Danke für diesen ausführlichen Bericht. Ich wünsche mir hier eine Fortsetzung über das Versagen dieser Landesregierung bei der Beseitigung der Schäden. Mehrfach wurde berichtet, dass die „bereitgestellten“ Gelder bei den Geschädigten noch nicht angekommen seine, Soforthilfen von Handwerkern für ihre Kollegen im Ahrtal als „EINNAHMNEN“ versteuert werden sollten etc.
Da setzt sich nach meinem Eindruck das große Versagen fort. Aus meiner Sicht eine Grundlage, diese „verantwortungsvolle“ Politik auch auf Bundesebene als Muster zu nehmen, sollte der Winter kälter sein als von der Bundesregierung eingeplant.

Ernst-Günther Konrad | Mo., 10. Oktober 2022 - 08:45

Warum wurden die Videos auf einer externen Festplatte gefunden? Solche Übertragungen aus dem Heli werden seit Jahren zumindest in Hessen, direkt dorthin übertragen, wo sie benötigt werden und dort auf dienstlichen Rechnern gespeichert. Mindestens in die einsatzführende Befehlsstelle der Polizei, wenn erforderlich und gewünscht direkt ins immer besetzte Lagezentrum im jeweiligen Innenministerium. Dort sitz ein Beamter höherer Dienst, der sofort und gleich den Staatssekretär oder den Minister selbst erreichen kann. Die Angst einer Fehlentscheidung im LZ im IM bringt viele dortige Lagebeamte schnell dazu, den "Chef" anzurufen. Ich denke mal, das ist auch geschehen, Nur wenn der schon bei den ersten Wetterwarnungen keine Bock hat, dann will der nachts seine Ruhe und delegiert alles zurück. Eines muss klar sein. Fällt Lewentz, was ich absolut hoffe, fällt auch Maly Dreyer und das weiß sie. Deshalb auch der "mutige" Schritt, jetzt offensiv medial gg. Lewentz zu berichten. Danke Herr Paul.

Urban Will | Mo., 10. Oktober 2022 - 11:07

ein neues.
Wenn man seit Jahren in verantwortungsvoller Position beschäftigt ist und ließt, was da in RP so alles abging und noch abgeht, dann kann einem schon mal der Hut hochgehen.

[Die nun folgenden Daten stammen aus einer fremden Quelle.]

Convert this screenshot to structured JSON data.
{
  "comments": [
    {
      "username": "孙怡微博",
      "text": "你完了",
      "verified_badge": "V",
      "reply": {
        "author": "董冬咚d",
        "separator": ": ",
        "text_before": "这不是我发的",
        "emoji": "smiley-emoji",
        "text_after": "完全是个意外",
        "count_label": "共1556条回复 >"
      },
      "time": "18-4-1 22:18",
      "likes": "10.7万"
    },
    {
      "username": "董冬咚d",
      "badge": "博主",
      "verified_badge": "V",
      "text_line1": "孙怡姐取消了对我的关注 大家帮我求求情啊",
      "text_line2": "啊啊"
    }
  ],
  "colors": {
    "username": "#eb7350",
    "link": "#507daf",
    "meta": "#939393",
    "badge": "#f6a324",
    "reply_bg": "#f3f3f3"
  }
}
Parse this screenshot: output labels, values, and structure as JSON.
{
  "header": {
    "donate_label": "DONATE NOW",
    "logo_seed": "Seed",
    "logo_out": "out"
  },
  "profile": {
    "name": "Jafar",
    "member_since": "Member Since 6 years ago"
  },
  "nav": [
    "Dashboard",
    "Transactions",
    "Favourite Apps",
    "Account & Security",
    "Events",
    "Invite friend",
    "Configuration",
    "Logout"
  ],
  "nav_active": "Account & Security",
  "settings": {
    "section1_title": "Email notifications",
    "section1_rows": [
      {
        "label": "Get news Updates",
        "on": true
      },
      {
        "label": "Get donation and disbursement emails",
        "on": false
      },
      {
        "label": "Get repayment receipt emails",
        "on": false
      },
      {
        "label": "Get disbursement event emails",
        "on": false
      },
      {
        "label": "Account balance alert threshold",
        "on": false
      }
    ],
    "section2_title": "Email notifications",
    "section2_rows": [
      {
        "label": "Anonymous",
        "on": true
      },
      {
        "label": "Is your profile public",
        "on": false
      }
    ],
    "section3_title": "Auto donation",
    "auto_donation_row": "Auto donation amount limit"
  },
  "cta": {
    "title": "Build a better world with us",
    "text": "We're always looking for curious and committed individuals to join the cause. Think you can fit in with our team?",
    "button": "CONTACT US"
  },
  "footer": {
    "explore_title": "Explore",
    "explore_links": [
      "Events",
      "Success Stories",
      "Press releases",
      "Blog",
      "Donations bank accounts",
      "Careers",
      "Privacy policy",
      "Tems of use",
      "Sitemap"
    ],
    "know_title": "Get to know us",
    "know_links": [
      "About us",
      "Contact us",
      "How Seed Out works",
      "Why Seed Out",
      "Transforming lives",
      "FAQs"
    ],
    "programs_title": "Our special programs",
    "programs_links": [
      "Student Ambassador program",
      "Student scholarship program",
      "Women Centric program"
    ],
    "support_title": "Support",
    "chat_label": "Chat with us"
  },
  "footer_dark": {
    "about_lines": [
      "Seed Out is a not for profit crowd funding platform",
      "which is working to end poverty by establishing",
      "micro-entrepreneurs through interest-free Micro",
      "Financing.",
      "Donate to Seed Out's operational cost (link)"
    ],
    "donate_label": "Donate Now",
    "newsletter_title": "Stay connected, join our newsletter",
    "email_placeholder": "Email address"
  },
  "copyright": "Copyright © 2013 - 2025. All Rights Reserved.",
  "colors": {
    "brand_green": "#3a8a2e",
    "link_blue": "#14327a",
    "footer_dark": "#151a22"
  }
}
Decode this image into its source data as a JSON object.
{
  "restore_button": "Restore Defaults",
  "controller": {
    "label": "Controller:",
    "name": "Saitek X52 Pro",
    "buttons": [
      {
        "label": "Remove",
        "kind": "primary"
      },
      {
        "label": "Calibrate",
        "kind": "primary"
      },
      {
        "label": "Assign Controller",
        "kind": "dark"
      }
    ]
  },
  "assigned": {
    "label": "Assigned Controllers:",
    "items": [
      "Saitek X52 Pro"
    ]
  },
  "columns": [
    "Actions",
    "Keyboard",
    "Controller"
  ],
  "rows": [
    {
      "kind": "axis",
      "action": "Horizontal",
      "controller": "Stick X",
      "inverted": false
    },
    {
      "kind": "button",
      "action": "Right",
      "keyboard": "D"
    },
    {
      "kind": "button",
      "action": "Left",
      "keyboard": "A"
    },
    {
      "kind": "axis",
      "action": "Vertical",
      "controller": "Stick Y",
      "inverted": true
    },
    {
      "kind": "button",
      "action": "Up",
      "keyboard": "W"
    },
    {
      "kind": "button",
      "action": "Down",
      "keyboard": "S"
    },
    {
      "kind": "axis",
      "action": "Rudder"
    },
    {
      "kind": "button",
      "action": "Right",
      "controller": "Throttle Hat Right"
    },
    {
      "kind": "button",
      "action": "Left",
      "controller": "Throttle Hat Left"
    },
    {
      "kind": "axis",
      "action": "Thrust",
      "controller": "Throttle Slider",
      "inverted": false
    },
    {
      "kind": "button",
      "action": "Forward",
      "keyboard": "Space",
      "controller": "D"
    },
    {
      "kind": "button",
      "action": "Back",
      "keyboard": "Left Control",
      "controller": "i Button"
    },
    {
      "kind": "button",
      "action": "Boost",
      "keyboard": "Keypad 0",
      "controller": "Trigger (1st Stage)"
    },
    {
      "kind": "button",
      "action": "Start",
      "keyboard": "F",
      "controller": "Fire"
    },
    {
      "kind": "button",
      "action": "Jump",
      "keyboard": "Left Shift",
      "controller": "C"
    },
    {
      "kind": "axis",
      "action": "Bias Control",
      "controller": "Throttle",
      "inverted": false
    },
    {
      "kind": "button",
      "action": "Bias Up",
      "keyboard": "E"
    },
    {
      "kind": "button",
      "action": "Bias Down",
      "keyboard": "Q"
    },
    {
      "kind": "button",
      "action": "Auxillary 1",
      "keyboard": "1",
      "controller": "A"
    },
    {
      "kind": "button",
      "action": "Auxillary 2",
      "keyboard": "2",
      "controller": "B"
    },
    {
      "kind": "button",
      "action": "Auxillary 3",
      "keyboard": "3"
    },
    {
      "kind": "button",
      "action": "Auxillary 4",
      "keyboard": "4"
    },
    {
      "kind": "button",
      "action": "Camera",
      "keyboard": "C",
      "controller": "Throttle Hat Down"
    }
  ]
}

Da hockt die Landeschefin, die diese ganze schäbige Arie zu verantworten hat, auch medial an zentraler Stelle und genießt eine Allmacht, die sich nur in Bananenrepubliken oder Diktaturen wieder findet.
Und genau so lief das da ab.
Himmelschreiende Inkompetenz, ggs. Schuldzuschiebungen und als Sahnehäubchen ganz oben: das Reinehalten des eigenen weißen Westchens.
Man ließ Menschen entweder bewusst fahrlässig oder aus Inkompetenz sterben. Beides gleich widerlich.
Pfui Teufel.
Mal schauen, wie weit sich die Staatsanwaltschaft auch noch lenken lässt.

Schuld- oder Schamgefühle sucht man schon länger vergebens in der deutschen Politik, aber das hier setzt allem die Krone auf. Anstatt zu kaschieren sollten diese Versager um die „liebe Frau Dreyer“ auf Knien an der Ahr entlang rutschen und um Vergebung bitten

Konstantin von Buttlar | Mo., 10. Oktober 2022 - 17:41

Wieder mal ein toller Bericht von Herrn Paul.
Jeder normale Mensch würde sich "zu Tode" schämen und die Verantwortung für sein offenkundiges Versagen übernehmen.
Nicht so unsere V O L K S V E R T R E T E R,
egal welcher politschen Coleur.
Ich hoffe, das diese Menschen am Ende doch
die ganze Härte des Gesetzes trifft.